Always so sensible, Constance Wynchcomb, companion to Lady Caddick-Boyle, has lost her heart to the most gallant of gentlemen. At least, that’s how Evan Galsworthy presents himself.
When Evan asks to court Constance, his background is called into question. His mother died in childbirth and the whereabouts of his father is unknown. Her ladyship won’t allow a man of dubious pedigree in her house.
In hot pursuit of his parentage, Evan discovers a family secret that makes him unworthy of Constance’s love. He breaks off their courtship before she learns the painful truth of his past.
Her heart broken, Constance is left bereft by Evan’s sudden dismissal of her affections. When she’s told Evan has gone missing, she does what no sensible woman would do. She goes looking for him to demand an explanation.
Is she prepared for what she will find? Will love be enough to heal their wounds?
Innate curiosity and an itch for adventure versus sensible. Sensible comes out second best nearly every time and gets Constance Wynchcomb into more than one tight spot; but no one can say she is just a spectator on her own life. Granted, she is without a dowry, with no social rank or status and is the companion and nursemaid for one of her mother’s well-positioned distant cousins, but she has educated herself much better than most young women. Her genuineness and loyalty shine in many events but never more than when she puts herself in danger to save a lost soul who has been mistreated for almost three decades. Her tenacity and her standing up for what she wants makes her story shine.

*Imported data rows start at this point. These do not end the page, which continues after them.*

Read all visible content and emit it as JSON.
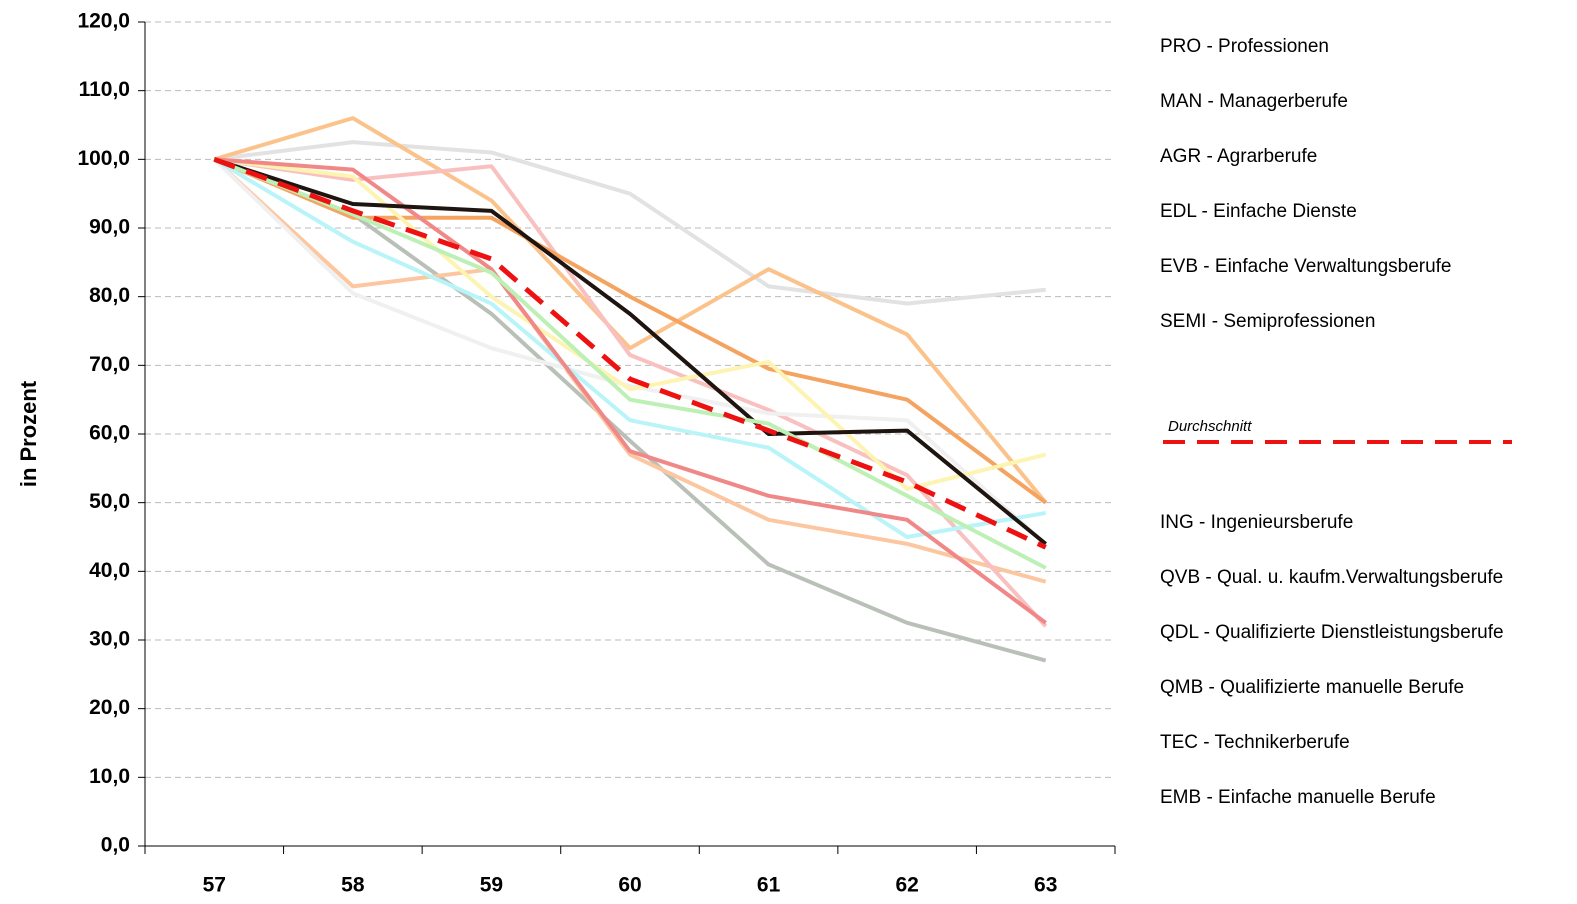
{
  "chart_data": {
    "type": "line",
    "y_label": "in Prozent",
    "categories": [
      "57",
      "58",
      "59",
      "60",
      "61",
      "62",
      "63"
    ],
    "ylim": [
      0,
      120
    ],
    "yticks": [
      {
        "value": 0,
        "label": "0,0"
      },
      {
        "value": 10,
        "label": "10,0"
      },
      {
        "value": 20,
        "label": "20,0"
      },
      {
        "value": 30,
        "label": "30,0"
      },
      {
        "value": 40,
        "label": "40,0"
      },
      {
        "value": 50,
        "label": "50,0"
      },
      {
        "value": 60,
        "label": "60,0"
      },
      {
        "value": 70,
        "label": "70,0"
      },
      {
        "value": 80,
        "label": "80,0"
      },
      {
        "value": 90,
        "label": "90,0"
      },
      {
        "value": 100,
        "label": "100,0"
      },
      {
        "value": 110,
        "label": "110,0"
      },
      {
        "value": 120,
        "label": "120,0"
      }
    ],
    "grid": true,
    "series": [
      {
        "name": "PRO - Professionen",
        "color": "#e2e2e2",
        "values": [
          100,
          102.5,
          101,
          95,
          81.5,
          79,
          81
        ]
      },
      {
        "name": "MAN - Managerberufe",
        "color": "#fbc38b",
        "values": [
          100,
          106,
          94,
          72.5,
          84,
          74.5,
          50
        ]
      },
      {
        "name": "AGR - Agrarberufe",
        "color": "#b8c0b8",
        "values": [
          100,
          92,
          77.5,
          59,
          41,
          32.5,
          27
        ]
      },
      {
        "name": "EDL - Einfache Dienste",
        "color": "#fcc7a0",
        "values": [
          100,
          81.5,
          84,
          57,
          47.5,
          44,
          38.5
        ]
      },
      {
        "name": "EVB - Einfache Verwaltungsberufe",
        "color": "#f9c0c0",
        "values": [
          100,
          97,
          99,
          71.5,
          63.5,
          54,
          32
        ]
      },
      {
        "name": "SEMI - Semiprofessionen",
        "color": "#f0f0f0",
        "values": [
          100,
          80.5,
          72.5,
          67,
          63,
          62,
          44
        ]
      },
      {
        "name": "Durchschnitt",
        "color": "#ee1111",
        "dashed": true,
        "values": [
          100,
          92.5,
          85.5,
          68,
          60.5,
          53,
          43.5
        ]
      },
      {
        "name": "ING - Ingenieursberufe",
        "color": "#f4a460",
        "values": [
          100,
          91.5,
          91.5,
          80,
          69.5,
          65,
          50
        ]
      },
      {
        "name": "QVB - Qual. u. kaufm.Verwaltungsberufe",
        "color": "#fcf4b0",
        "values": [
          100,
          97.5,
          80,
          66.5,
          70.5,
          52,
          57
        ]
      },
      {
        "name": "QDL - Qualifizierte Dienstleistungsberufe",
        "color": "#b8f4f8",
        "values": [
          100,
          88,
          79,
          62,
          58,
          45,
          48.5
        ]
      },
      {
        "name": "QMB - Qualifizierte manuelle Berufe",
        "color": "#f08888",
        "values": [
          100,
          98.5,
          84,
          57.5,
          51,
          47.5,
          32.5
        ]
      },
      {
        "name": "TEC - Technikerberufe",
        "color": "#1e1410",
        "values": [
          100,
          93.5,
          92.5,
          77.5,
          60,
          60.5,
          44
        ]
      },
      {
        "name": "EMB - Einfache manuelle Berufe",
        "color": "#bcf0b4",
        "values": [
          100,
          92,
          83.5,
          65,
          61.5,
          51,
          40.5
        ]
      }
    ]
  }
}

Evan Galworthy’s story intrigued me. The secrets, hardships, and his survival skills are remarkable. However, an undercurrent of anger and hurt about his murky past that nobody will tell him about makes him feel unworthy to pursue a life with a wife and family. How his story unfolds bit by piece kept me turning pages. Even though he loves Constance, he feels he must let her go. He does get a “set-down” from her when she tells him not to presume what she needs and then she proceeds to take matters into her own hands—delightful reading!
Mrs. Crook, the inn owner, and the bishop are two of the most interesting secondary characters I’ve read about in a while. They do surprise.
Sarah Richmond does a great job of revealing how the social structure is changing as new inventions and a new rich segment of working people come emerge in early twentieth century England, while entertaining the reader with the deeds and misdeeds of flawed characters, some of whom rise above their flaws and others who cling to their flaws to the very end. Her writing style makes for smooth reading.